# Bolton abbey bridge arch height worries.



## Disting (May 11, 2018)

Hi everyone,
I have a Chausson 35 welcome 2010 on a Ford Trasit base ,with max view sat dome . I measured highest point at 3.21m. (10 feet 7) Anyone been under the Bolton abbey bridge/ arch with a similar set up?, and still got a sat dome attached afterwards, and/or not turned it into a cabriolet?
Bridge height marked as headroom?? 10 feet 9, so it's tight, even tighter if the 'shoulders' of the arch are even lower! But until somebody properly measures it with a laser, and or technical data uploaded to Internet, I have no way of knowing. 
Having booked Bolton abbey, I am now panicking.
I understand a way to avoid it is to go skipton towards Grasington then down to Bolton abbey, but, again is that a stressful ordeal as well?.
I know, I'm a chicken, but I'm new to all this, and it's already ruining my upcoming holiday worrying.
Thanks for any advice in advance
Cheers


----------



## LT Man (Nov 11, 2016)

Wow that is a coincidence as just went through it on Monday .

Did not even know it was there and did not notice and restriction signs on way to it travelling east.
The abbey grounds were charging a tenner for parking and had a queue to about Harrogate . must have taken £ 250K on the day

Anyway on approach to the arch I looked at it and just thought too narrow but was stuck with about loads of cars and motorbikes behind me and a car had stopped to let me through.
I said to myself if i get stuck the abbey are going to loose a lot of tenners and so am I. 
It looked like my mirrows were going to hit sides so had to pull them in. ( 9 feet wide with mirror out ) Got through the gap and pushed them back out to enable me to see side on van which were fine . Fhew

Got home and found this web site http://www.yorkshiredales.org.uk/__...DNPA-Group-Organisers-Coach-Drivers-Guide.pdf

As you can see it says 10 foot 6 high and 9 feet 5 inches wide . not 10 9 as the bridge states. I am only 9 foot high so was not worried about the height but as you mention it has curved corners 
I am convinced my 9 foot wide mirror would not have gone through.

Good luck if you try fit under it.

LT Man


----------



## LT Man (Nov 11, 2016)

Just noticed you a new member Disting 

Welcome


----------



## LT Man (Nov 11, 2016)

Just reread your post and thought I would mention I had come from Skipton without any issues.

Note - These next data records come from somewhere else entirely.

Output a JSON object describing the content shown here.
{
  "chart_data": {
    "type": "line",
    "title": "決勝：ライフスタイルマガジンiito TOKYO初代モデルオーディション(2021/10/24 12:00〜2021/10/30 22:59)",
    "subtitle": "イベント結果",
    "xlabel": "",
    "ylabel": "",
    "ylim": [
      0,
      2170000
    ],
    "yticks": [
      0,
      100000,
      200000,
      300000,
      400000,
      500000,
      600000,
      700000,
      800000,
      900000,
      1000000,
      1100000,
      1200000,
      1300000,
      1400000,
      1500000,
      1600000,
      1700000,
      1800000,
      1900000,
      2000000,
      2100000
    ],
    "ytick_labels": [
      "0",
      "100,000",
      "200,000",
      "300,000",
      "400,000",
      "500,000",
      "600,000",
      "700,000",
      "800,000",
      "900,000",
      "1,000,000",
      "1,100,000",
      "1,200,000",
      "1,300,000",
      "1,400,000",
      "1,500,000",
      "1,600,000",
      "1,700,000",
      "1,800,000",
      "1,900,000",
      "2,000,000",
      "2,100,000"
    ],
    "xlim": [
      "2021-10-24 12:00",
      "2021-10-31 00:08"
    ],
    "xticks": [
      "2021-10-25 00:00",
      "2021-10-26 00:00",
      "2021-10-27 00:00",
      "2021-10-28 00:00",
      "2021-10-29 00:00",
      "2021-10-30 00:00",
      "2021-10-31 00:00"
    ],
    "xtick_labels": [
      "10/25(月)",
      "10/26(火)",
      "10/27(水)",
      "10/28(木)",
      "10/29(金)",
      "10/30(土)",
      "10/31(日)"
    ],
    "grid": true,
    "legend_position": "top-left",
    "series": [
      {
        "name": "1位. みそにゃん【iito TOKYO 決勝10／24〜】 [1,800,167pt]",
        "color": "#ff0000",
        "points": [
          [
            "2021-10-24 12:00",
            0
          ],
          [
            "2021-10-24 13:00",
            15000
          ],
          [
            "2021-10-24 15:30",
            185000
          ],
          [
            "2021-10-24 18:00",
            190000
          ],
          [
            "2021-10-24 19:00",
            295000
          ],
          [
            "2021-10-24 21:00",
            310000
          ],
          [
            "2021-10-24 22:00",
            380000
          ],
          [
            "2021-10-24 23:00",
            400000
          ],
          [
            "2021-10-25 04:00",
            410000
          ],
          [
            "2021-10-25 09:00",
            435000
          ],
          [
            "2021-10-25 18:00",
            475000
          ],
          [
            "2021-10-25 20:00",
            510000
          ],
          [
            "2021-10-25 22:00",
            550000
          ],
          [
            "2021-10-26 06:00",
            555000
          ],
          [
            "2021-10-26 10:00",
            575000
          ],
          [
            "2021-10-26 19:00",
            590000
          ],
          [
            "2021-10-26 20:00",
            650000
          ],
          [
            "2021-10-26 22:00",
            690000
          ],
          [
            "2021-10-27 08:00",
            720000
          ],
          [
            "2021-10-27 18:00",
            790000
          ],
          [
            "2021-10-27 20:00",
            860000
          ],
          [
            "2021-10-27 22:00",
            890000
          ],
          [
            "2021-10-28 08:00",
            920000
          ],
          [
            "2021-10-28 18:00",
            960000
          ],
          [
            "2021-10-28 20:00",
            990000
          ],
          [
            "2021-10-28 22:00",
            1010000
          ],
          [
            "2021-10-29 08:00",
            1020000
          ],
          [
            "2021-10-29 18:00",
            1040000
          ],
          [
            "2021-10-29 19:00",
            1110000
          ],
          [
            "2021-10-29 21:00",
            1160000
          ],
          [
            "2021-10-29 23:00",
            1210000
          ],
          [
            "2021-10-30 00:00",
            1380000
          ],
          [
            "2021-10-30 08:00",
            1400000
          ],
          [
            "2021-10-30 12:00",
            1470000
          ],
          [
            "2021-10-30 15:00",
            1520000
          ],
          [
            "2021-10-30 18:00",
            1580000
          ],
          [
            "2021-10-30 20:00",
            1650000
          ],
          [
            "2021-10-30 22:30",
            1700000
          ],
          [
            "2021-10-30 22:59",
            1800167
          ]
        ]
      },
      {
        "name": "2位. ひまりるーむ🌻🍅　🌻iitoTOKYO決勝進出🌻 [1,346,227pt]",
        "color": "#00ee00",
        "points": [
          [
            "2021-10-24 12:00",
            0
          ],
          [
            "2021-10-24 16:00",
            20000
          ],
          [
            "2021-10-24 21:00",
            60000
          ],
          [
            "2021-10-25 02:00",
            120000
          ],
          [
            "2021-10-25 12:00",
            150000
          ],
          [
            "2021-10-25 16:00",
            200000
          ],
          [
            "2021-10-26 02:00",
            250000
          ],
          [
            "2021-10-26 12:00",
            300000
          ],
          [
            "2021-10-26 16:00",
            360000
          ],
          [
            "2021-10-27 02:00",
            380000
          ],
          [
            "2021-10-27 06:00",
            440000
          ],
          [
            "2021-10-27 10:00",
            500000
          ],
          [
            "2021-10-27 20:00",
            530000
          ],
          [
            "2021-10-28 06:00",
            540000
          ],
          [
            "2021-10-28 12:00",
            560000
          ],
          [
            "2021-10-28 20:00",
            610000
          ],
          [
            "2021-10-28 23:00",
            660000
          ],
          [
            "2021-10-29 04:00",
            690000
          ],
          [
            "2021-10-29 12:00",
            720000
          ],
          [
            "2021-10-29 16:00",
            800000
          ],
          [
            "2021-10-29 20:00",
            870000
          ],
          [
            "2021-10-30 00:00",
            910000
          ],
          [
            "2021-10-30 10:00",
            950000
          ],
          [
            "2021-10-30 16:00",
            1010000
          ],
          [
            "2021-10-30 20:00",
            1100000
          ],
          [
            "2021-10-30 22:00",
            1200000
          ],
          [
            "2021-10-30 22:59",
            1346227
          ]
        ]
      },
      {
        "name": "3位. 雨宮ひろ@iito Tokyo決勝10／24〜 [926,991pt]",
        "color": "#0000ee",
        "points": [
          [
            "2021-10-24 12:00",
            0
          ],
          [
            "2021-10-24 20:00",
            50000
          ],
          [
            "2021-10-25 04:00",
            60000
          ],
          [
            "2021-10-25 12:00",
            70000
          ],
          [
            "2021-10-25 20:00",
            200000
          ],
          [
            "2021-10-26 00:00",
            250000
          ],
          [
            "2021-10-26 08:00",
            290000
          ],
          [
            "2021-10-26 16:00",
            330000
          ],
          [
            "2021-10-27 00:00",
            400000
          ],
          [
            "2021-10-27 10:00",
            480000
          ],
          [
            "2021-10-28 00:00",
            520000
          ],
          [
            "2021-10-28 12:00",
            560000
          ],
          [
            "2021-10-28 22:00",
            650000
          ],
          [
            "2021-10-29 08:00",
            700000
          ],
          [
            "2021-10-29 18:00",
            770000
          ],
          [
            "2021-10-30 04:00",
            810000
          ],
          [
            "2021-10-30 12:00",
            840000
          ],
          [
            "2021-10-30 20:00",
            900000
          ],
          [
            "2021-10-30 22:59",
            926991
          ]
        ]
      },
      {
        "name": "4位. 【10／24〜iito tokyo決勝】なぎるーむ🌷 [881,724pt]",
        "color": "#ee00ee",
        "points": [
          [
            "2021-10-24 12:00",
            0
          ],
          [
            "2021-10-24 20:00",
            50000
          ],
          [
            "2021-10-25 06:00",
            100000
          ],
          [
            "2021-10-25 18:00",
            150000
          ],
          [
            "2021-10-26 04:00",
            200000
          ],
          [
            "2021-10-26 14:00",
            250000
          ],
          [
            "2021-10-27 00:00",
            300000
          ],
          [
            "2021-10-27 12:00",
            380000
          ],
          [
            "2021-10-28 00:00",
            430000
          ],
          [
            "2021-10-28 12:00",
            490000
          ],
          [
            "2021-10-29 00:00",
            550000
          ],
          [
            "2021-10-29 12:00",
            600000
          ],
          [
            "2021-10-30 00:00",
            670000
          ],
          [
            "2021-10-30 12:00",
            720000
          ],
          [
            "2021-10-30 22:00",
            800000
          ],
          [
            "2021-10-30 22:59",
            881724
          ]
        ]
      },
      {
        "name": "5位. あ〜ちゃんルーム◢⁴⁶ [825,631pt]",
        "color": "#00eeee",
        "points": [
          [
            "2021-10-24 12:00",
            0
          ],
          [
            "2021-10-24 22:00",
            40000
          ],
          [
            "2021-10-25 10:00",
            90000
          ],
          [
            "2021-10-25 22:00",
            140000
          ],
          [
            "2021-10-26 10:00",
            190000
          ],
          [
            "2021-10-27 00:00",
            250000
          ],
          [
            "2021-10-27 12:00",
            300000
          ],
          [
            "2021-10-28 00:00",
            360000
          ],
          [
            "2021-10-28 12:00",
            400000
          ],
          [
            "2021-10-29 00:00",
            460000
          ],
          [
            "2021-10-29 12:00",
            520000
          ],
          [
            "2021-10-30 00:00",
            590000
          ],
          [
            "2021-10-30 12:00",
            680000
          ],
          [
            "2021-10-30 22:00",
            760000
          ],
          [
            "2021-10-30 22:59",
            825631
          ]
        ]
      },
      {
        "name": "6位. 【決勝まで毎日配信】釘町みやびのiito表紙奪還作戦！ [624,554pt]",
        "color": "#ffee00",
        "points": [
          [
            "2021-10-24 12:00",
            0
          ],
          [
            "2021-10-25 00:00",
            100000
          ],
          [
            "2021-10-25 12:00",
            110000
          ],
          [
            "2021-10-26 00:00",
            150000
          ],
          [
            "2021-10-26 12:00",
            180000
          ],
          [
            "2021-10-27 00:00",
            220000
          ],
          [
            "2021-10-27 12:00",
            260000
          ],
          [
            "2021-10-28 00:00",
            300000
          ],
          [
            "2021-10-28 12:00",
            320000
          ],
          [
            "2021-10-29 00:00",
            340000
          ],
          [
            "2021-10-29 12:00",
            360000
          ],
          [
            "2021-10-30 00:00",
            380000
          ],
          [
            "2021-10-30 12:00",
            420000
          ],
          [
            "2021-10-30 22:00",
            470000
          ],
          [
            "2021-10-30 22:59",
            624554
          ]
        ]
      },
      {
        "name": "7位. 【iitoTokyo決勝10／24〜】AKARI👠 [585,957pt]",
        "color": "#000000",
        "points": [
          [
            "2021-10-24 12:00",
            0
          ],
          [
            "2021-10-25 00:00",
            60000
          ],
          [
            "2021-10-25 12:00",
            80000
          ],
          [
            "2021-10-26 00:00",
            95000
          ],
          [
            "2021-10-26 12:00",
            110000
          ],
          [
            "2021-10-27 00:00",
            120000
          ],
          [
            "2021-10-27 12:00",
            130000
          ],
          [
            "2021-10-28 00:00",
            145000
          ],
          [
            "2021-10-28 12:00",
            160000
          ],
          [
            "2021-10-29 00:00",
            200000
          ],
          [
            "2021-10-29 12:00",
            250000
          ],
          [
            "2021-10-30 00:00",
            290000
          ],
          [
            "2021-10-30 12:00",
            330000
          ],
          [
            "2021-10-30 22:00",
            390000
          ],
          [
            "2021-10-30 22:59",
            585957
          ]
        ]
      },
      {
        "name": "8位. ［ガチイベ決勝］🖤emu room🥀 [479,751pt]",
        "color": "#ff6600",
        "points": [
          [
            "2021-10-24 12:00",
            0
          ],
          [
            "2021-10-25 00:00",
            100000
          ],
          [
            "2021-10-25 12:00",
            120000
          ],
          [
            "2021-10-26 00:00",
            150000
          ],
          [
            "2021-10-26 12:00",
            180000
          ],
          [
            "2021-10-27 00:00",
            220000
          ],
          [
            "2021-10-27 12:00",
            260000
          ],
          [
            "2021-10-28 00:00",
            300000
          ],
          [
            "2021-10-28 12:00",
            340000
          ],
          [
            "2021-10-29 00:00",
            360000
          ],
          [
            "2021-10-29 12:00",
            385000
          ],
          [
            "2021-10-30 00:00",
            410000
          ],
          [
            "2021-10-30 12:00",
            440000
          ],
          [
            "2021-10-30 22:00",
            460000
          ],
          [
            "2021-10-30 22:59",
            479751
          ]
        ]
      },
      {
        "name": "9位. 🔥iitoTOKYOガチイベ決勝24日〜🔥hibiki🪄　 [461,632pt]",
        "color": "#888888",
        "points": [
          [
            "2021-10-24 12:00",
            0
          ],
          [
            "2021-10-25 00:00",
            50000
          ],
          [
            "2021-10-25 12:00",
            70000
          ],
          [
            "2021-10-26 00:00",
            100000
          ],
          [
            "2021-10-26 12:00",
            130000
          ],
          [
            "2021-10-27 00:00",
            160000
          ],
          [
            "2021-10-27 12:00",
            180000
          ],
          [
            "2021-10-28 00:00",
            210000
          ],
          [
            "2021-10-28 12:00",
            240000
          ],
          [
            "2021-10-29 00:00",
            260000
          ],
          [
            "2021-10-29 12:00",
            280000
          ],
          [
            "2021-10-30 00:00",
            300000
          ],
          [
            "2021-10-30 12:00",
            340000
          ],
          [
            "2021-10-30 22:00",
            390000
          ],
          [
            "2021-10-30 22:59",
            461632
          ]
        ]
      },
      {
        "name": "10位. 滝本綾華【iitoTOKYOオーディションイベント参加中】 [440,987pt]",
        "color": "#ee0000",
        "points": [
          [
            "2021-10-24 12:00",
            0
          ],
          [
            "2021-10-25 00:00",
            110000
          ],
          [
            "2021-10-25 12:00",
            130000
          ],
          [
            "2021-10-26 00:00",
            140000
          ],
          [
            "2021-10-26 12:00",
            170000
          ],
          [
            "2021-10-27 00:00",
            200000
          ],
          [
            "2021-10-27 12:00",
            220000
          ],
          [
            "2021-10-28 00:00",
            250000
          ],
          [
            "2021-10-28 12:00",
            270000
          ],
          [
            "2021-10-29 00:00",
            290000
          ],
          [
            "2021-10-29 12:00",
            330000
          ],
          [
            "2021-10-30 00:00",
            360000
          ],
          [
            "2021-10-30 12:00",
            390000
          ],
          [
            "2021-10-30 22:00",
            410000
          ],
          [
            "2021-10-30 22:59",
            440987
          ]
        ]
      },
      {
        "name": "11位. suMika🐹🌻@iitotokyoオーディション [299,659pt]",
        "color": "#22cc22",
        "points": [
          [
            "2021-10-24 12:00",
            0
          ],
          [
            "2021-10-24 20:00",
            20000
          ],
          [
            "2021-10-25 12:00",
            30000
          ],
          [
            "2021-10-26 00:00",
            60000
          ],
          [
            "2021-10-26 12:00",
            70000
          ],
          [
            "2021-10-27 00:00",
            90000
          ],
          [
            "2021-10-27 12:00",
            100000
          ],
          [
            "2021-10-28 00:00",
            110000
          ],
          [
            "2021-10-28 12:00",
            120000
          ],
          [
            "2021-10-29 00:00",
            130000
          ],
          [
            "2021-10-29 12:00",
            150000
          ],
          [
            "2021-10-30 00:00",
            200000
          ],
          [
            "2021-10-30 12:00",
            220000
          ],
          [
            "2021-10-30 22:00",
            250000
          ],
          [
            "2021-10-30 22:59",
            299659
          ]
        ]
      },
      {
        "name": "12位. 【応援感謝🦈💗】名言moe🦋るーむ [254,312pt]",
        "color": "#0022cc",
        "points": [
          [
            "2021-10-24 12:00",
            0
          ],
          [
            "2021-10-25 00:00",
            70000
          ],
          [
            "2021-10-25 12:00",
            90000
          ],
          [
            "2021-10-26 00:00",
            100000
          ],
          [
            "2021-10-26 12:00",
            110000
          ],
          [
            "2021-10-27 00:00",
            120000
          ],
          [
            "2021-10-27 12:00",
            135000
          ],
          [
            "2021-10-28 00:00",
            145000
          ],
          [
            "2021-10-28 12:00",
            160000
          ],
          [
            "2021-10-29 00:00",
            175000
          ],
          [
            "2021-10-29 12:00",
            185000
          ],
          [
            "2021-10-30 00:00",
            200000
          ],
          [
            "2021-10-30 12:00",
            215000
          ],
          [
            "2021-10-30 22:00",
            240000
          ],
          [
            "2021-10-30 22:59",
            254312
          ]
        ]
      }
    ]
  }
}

That would be my choice with your height..

LT Man


----------



## raynipper (Aug 4, 2008)

Get ready to let the tyres down...…...:surprise:

Ray.


----------



## Disting (May 11, 2018)

Thanks for the welcome and replies so far , has anybody been on the route around the arch via Skipton to grassington and then on to Bolton abbey.and Is that route ok?


----------



## steviegtr (May 2, 2018)

The route to Grassington from Skipton is fine we ride it a lot on our motorcycles. A lot of 40mph & speed camera warnings but there are none. Apart from around the Skipton bypass from Harrogate where there are often mobile units waiting to earn a crumb. If i am worried about a route i go on Google earth & look for any problems. Best of luck with your journey.


----------



## aldra (Jul 2, 2009)

We’ve been under many times, but we are under 3 metres, the width is a slight problem but we close our mirrors to be safe 

Lovely area to stay 

Sandra


----------